Rapariga dos saltos vermelhos


Vinte e duas horas e estava de partida, tal como todas as noites. Retirava do bengaleiro o seu casaco preto comprido para se proteger do frio que envolvia o seu corpo coberto por peças de roupa mínimas e justas. Trancava a porta e partia sem destino. Eu sabia quando isso acontecia. O vizinho do quinto direito sabia quando isso acontecia. Todos sabiam quando isso acontecia. O seu andar era sempre enaltecido e acompanhado pois ela era a rapariga dos saltos altos. Sedutora e maravilhosa. Não a conheci, apenas tive tempo de ver aquele sorriso misterioso e de ouvir a sua voz doce e meiga quando lhe fui pedir açúcar para o meu café da manhã.
Agora caminhava para o seu carro enquanto os seus firmes caracóis, tentadores e cativantes acompanhavam os seus passos ao ritmo das brisas nocturnas. Saia do sofá e largava o portátil só para a contemplar através janela sala. O seu corpo, tão perfeito. Aqueles olhos verdes, pele de tom bronzeado, tão suave e macia, aqueles lábios vermelhos que combinavam com os seus saltos altos. Queria-a, desejava-a tanto.
Não percebo porque se resignou àquela vida. Acabou por se cansar. Cansou-se das vidas de uma noite. Cansou-se de tantos homens atraentes e ocos. Quiçá o esforço para ter tanto prazer, viver tão intensamente e de fingir tantos orgasmos para encher o vazio que percorria as veias do seu corpo e que a atormentava transformou-se nalgo pior; um ciclo vicioso num
poço sem fim. Cansou-se de fazer dela própria um objecto.

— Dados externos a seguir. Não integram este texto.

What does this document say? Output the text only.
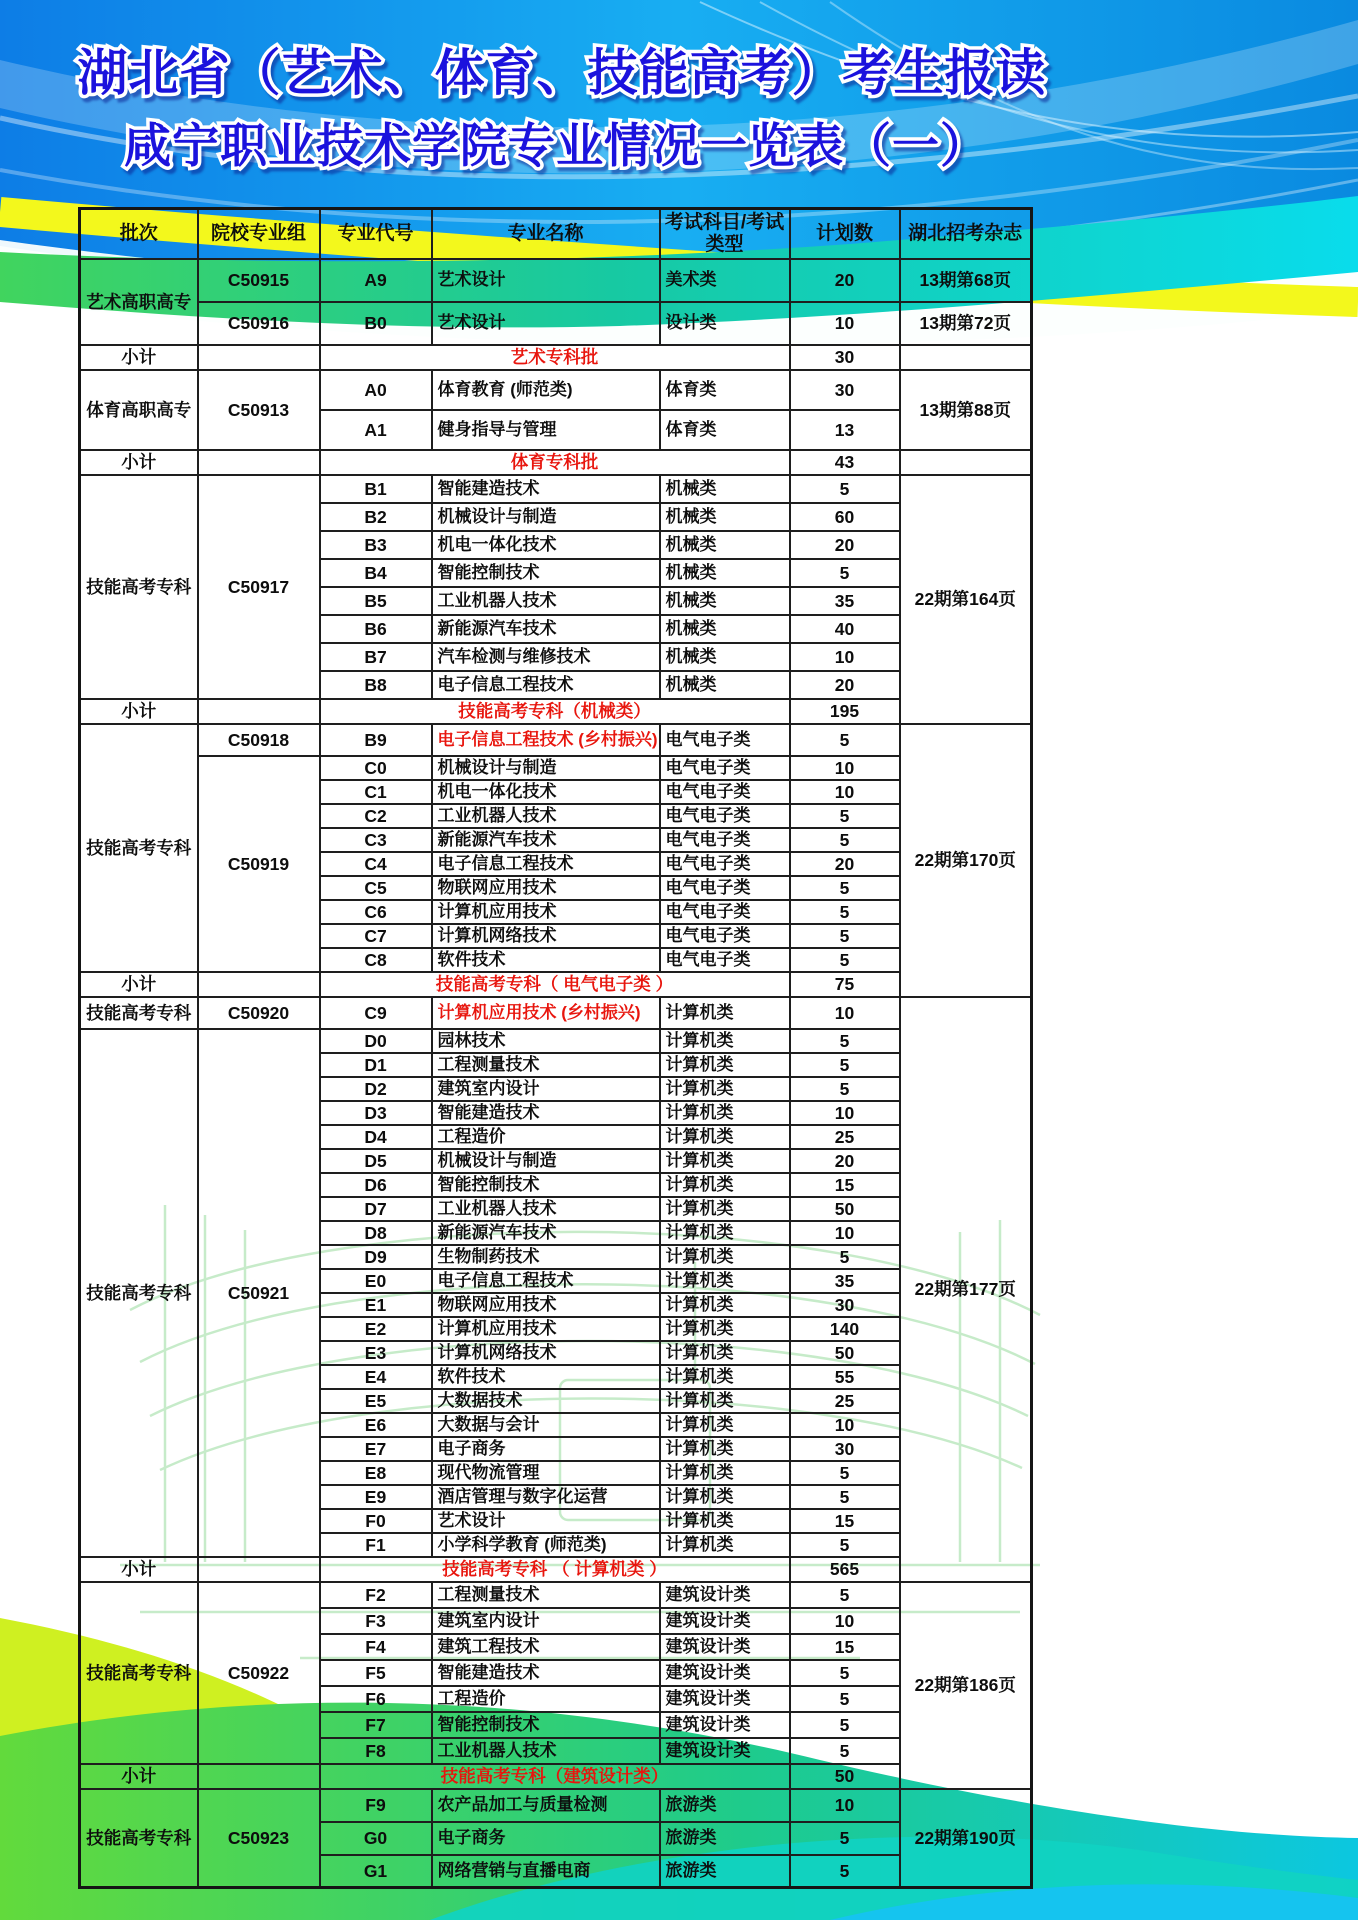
湖北省（艺术、体育、技能高考）考生报读
咸宁职业技术学院专业情况一览表（一）
批次	院校专业组	专业代号	专业名称	考试科目/考试类型	计划数	湖北招考杂志
艺术高职高专	C50915	A9	艺术设计	美术类	20	13期第68页
	C50916	B0	艺术设计	设计类	10	13期第72页
小计		艺术专科批			30	
体育高职高专	C50913	A0	体育教育 (师范类)	体育类	30	13期第88页
		A1	健身指导与管理	体育类	13	
小计		体育专科批			43	
技能高考专科	C50917	B1	智能建造技术	机械类	5	22期第164页
		B2	机械设计与制造	机械类	60	
		B3	机电一体化技术	机械类	20	
		B4	智能控制技术	机械类	5	
		B5	工业机器人技术	机械类	35	
		B6	新能源汽车技术	机械类	40	
		B7	汽车检测与维修技术	机械类	10	
		B8	电子信息工程技术	机械类	20	
小计		技能高考专科（机械类）			195	
技能高考专科	C50918	B9	电子信息工程技术 (乡村振兴)	电气电子类	5	22期第170页
	C50919	C0	机械设计与制造	电气电子类	10	
		C1	机电一体化技术	电气电子类	10	
		C2	工业机器人技术	电气电子类	5	
		C3	新能源汽车技术	电气电子类	5	
		C4	电子信息工程技术	电气电子类	20	
		C5	物联网应用技术	电气电子类	5	
		C6	计算机应用技术	电气电子类	5	
		C7	计算机网络技术	电气电子类	5	
		C8	软件技术	电气电子类	5	
小计		技能高考专科（ 电气电子类 ）			75	
技能高考专科	C50920	C9	计算机应用技术 (乡村振兴)	计算机类	10	22期第177页
技能高考专科	C50921	D0	园林技术	计算机类	5	
		D1	工程测量技术	计算机类	5	
		D2	建筑室内设计	计算机类	5	
		D3	智能建造技术	计算机类	10	
		D4	工程造价	计算机类	25	
		D5	机械设计与制造	计算机类	20	
		D6	智能控制技术	计算机类	15	
		D7	工业机器人技术	计算机类	50	
		D8	新能源汽车技术	计算机类	10	
		D9	生物制药技术	计算机类	5	
		E0	电子信息工程技术	计算机类	35	
		E1	物联网应用技术	计算机类	30	
		E2	计算机应用技术	计算机类	140	
		E3	计算机网络技术	计算机类	50	
		E4	软件技术	计算机类	55	
		E5	大数据技术	计算机类	25	
		E6	大数据与会计	计算机类	10	
		E7	电子商务	计算机类	30	
		E8	现代物流管理	计算机类	5	
		E9	酒店管理与数字化运营	计算机类	5	
		F0	艺术设计	计算机类	15	
		F1	小学科学教育 (师范类)	计算机类	5	
小计		技能高考专科 （ 计算机类 ）			565	
技能高考专科	C50922	F2	工程测量技术	建筑设计类	5	22期第186页
		F3	建筑室内设计	建筑设计类	10	
		F4	建筑工程技术	建筑设计类	15	
		F5	智能建造技术	建筑设计类	5	
		F6	工程造价	建筑设计类	5	
		F7	智能控制技术	建筑设计类	5	
		F8	工业机器人技术	建筑设计类	5	
小计		技能高考专科（建筑设计类）			50	
技能高考专科	C50923	F9	农产品加工与质量检测	旅游类	10	22期第190页
		G0	电子商务	旅游类	5	
		G1	网络营销与直播电商	旅游类	5	
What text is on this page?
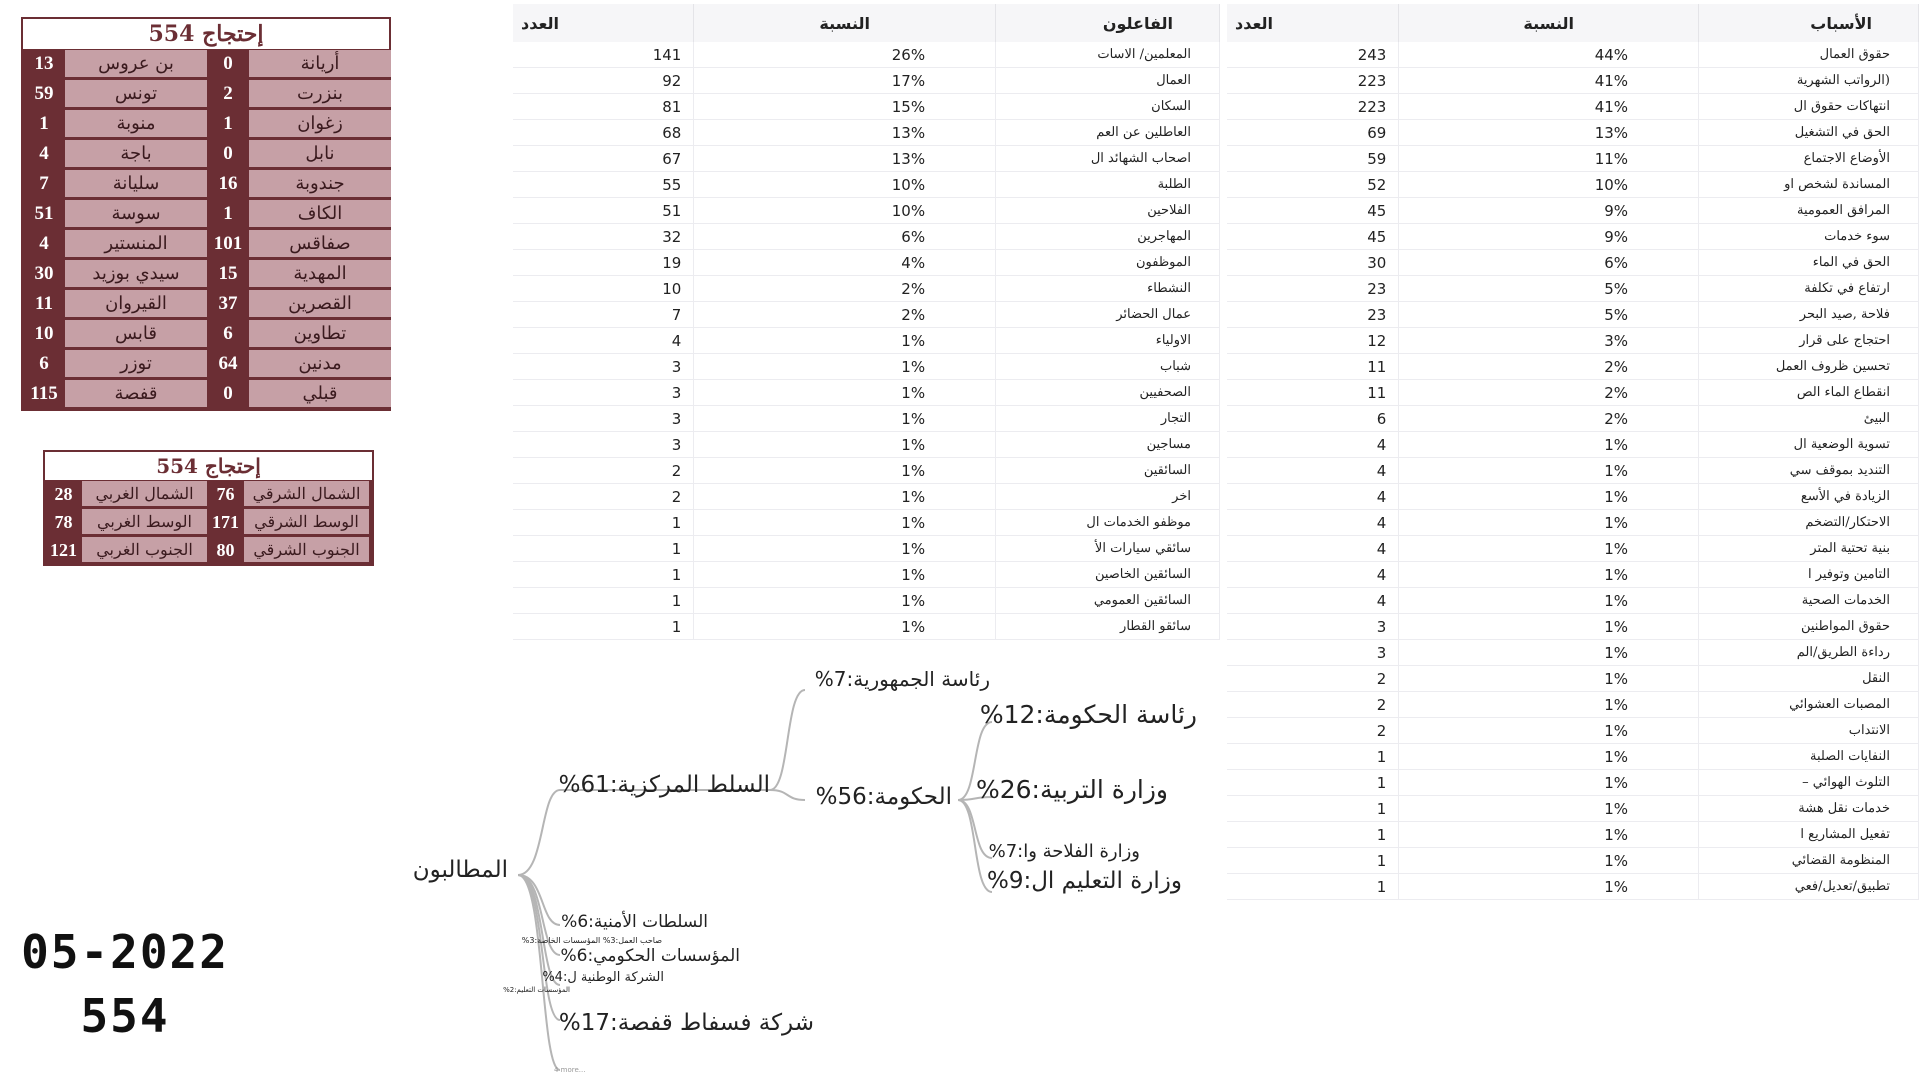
554 إحتجاج
13	بن عروس	0	أريانة
59	تونس	2	بنزرت
1	منوبة	1	زغوان
4	باجة	0	نابل
7	سليانة	16	جندوبة
51	سوسة	1	الكاف
4	المنستير	101	صفاقس
30	سيدي بوزيد	15	المهدية
11	القيروان	37	القصرين
10	قابس	6	تطاوين
6	توزر	64	مدنين
115	قفصة	0	قبلي
554 إحتجاج
28	الشمال الغربي	76	الشمال الشرقي
78	الوسط الغربي	171 الوسط الشرقي
121	الجنوب الغربي	80	الجنوب الشرقي
05-2022
554
العدد	النسبة	الفاعلون
141	26%	المعلمين/ الاسات
92	17%	العمال
81	15%	السكان
68	13%	العاطلين عن العم
67	13%	اصحاب الشهائد ال
55	10%	الطلبة
51	10%	الفلاحين
32	6%	المهاجرين
19	4%	الموظفون
10	2%	النشطاء
7	2%	عمال الحضائر
4	1%	الاولياء
3	1%	شباب
3	1%	الصحفيين
3	1%	التجار
3	1%	مساجين
2	1%	السائقين
2	1%	اخر
1	1%	موظفو الخدمات ال
1	1%	سائقي سيارات الأ
1	1%	السائقين الخاصين
1	1%	السائقين العمومي
1	1%	سائقو القطار
العدد	النسبة	الأسباب
243	44%	حقوق العمال
223	41%	(الرواتب الشهرية
223	41%	انتهاكات حقوق ال
69	13%	الحق في التشغيل
59	11%	الأوضاع الاجتماع
52	10%	المساندة لشخص او
45	9%	المرافق العمومية
45	9%	سوء خدمات
30	6%	الحق في الماء
23	5%	ارتفاع في تكلفة
23	5%	فلاحة ,صيد البحر
12	3%	احتجاج على قرار
11	2%	تحسين ظروف العمل
11	2%	انقطاع الماء الص
6	2%	البيئ
4	1%	تسوية الوضعية ال
4	1%	التنديد بموقف سي
4	1%	الزيادة في الأسع
4	1%	الاحتكار/التضخم
4	1%	بنية تحتية المتر
4	1%	التامين وتوفير ا
4	1%	الخدمات الصحية
3	1%	حقوق المواطنين
3	1%	رداءة الطريق/الم
2	1%	النقل
2	1%	المصبات العشوائي
2	1%	الانتداب
1	1%	النفايات الصلبة
1	1%	التلوث الهوائي –
1	1%	خدمات نقل هشة
1	1%	تفعيل المشاريع ا
1	1%	المنظومة القضائي
1	1%	تطبيق/تعديل/فعي
المطالبون
السلط المركزية:61%
رئاسة الجمهورية:7%
الحكومة:56%
رئاسة الحكومة:12%
وزارة التربية:26%
وزارة الفلاحة وا:7%
وزارة التعليم ال:9%
السلطات الأمنية:6%
صاحب العمل:3% المؤسسات الخاصة:3%
المؤسسات الحكومي:6%
الشركة الوطنية ل:4%
المؤسسات التعليم:2%
شركة فسفاط قفصة:17%
4 more...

Reparei ontem que passavam das dez e ainda não tinha ouvido os seus saltos. Partiu. Partiu “à procura de melhor”. Eu podia, eu queria dar-lhe o que procurava. Estava à sua frente, e ela não me viu. E de pensar o quanto a poderia amar. Acordar a sorrir com o som dos seus saltos que calçaria todas as manhãs. Aqueles saltos a que eu tanto me habituara. Mas agora partiu. Partiu e nunca lhe perguntei o nome.

Era belíssima aquela rapariga dos saltos vermelhos.